Just as hard as it is for some AP's to accept that not all 1st moms/parents are the drug addicted, HIV+, irresponsible, unfit demonized versions used to justify adoption.
Even when adoption is a better option for the child, all the denial is just as damaging.
Because no study is ever without a bias or an agenda when you get right down to it. Most of them anywasy.
However, God gifted us with common sense, and i use mine. So i firmly believe some of the studies are accurate or at least close. There are so many adoptees who DO have these problems that it would be stupid to disregard the studies and peoples own experiences. I've never attempted suicide, but i've known a few who have. Sadly, one succeeded. And he wasn't adopted.
i feel like I should answer this since I believe it is partly aimed at me (from one of my questions).
I take pretty much all scientific studies on human behavior with a grain of salt. Your skin cancer/sunscreen comparison is something TOTALLY different.
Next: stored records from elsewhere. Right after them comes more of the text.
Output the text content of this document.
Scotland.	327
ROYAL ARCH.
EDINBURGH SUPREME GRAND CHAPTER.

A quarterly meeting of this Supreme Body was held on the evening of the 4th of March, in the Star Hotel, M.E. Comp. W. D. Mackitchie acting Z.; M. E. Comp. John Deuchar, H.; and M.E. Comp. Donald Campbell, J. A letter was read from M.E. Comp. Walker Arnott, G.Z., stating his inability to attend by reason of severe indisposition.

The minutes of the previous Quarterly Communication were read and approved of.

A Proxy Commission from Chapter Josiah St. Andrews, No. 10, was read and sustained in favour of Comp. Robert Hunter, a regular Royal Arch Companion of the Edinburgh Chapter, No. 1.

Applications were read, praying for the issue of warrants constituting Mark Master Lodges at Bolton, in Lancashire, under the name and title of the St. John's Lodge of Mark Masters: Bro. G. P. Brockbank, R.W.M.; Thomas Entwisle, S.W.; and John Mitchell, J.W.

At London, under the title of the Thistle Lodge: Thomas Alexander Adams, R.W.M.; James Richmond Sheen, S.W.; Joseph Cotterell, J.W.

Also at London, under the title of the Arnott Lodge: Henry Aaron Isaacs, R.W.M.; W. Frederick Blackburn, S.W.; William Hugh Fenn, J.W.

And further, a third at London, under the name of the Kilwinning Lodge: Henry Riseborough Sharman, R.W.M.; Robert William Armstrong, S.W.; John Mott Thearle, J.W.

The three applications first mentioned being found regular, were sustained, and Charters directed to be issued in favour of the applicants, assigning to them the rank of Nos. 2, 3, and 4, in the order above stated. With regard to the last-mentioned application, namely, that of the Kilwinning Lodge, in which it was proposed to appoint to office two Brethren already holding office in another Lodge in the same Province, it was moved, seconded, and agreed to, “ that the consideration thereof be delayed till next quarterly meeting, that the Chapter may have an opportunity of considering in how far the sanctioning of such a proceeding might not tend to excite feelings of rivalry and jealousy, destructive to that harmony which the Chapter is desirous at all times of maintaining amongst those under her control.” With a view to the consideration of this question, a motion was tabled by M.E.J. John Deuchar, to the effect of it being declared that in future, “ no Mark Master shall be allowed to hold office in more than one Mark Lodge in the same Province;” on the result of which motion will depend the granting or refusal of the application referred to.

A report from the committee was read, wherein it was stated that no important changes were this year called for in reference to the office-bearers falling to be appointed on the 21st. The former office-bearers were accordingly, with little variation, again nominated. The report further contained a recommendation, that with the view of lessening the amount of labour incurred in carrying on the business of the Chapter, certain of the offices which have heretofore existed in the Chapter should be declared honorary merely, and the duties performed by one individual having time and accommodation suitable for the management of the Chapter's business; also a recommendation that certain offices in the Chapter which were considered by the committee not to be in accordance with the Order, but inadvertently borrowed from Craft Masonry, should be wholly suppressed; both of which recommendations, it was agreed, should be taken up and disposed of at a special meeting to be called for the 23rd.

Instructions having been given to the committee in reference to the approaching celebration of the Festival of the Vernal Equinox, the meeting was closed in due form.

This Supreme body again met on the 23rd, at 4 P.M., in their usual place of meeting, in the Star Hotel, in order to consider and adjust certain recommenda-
Skin cancer is easy: you either have it, or you don't.
Suicidal tendencies, depression, anger, etc. are much harder to measure. How do you measure depression? How do you tell when one person is more depressed than another? Things like this are not so cut and dry.
Not only that, but the causes of these negative psychological effects can vary immensely. For skin cancer, for example, there are things in the world (such as UV rays) that we KNOW certainly cause skin cancer. How is it obvious that the adoption in particular is what is causing the depression, anger, etc. in these people? Is it not possible that issues with peers or jobs or other things could have caused this?
I'm not denying that there are adoptees out there that have negative experiences and may have negative effects from it. But there are people growing up with biological parents who have terrible experiences and also have very negative effects. Also the *probable* presence of a "primal wound" may be a cause of negative psychological effects in adoptees (but even this is not proven fact beyond a shadow of a doubt). It's just difficult to say (especially when it's so easy to skew the data to achieve the desired result).
sorry the answer was so long...I just thought I'd put in my 2 cents.
Those who continue to insist that overpopulation is a myth need to realize that most of the world's population is concentrated in relatively few habitable areas. The reason many areas of the world are relatively unpopulated is because they can't support large numbers of human beings. People can't live in large numbers in deserts, mountains, and ice caps. They need to be in areas where there are reliable sources of fresh water. In fact, some predict that in the next 100 years or so, water will replace oil as the resource nations will go to war over.
I answered the question on suicide with the same link to the American Academy of Pediatrics you referenced. The findings are a hard pill to swallow, but ignoring unbiased research is a dangerous thing to do.
How many of us know parents who have their heads in the sand where their child is concerned? Either they don't believe their child is capable of certain behaviors or they just don't want to see it. I'm like a hawk circling at a high altitude quietly keeping a sharp eye on what's going on.
Being an adoptive mother gives me more things to watch over, but I'd probably be like this if she was my biological child. Why? Because I haven't forgotten my younger days and I've been an unofficial safe house for troubled teens for years. They've helped open my eyes to the world my daughter is growing up in.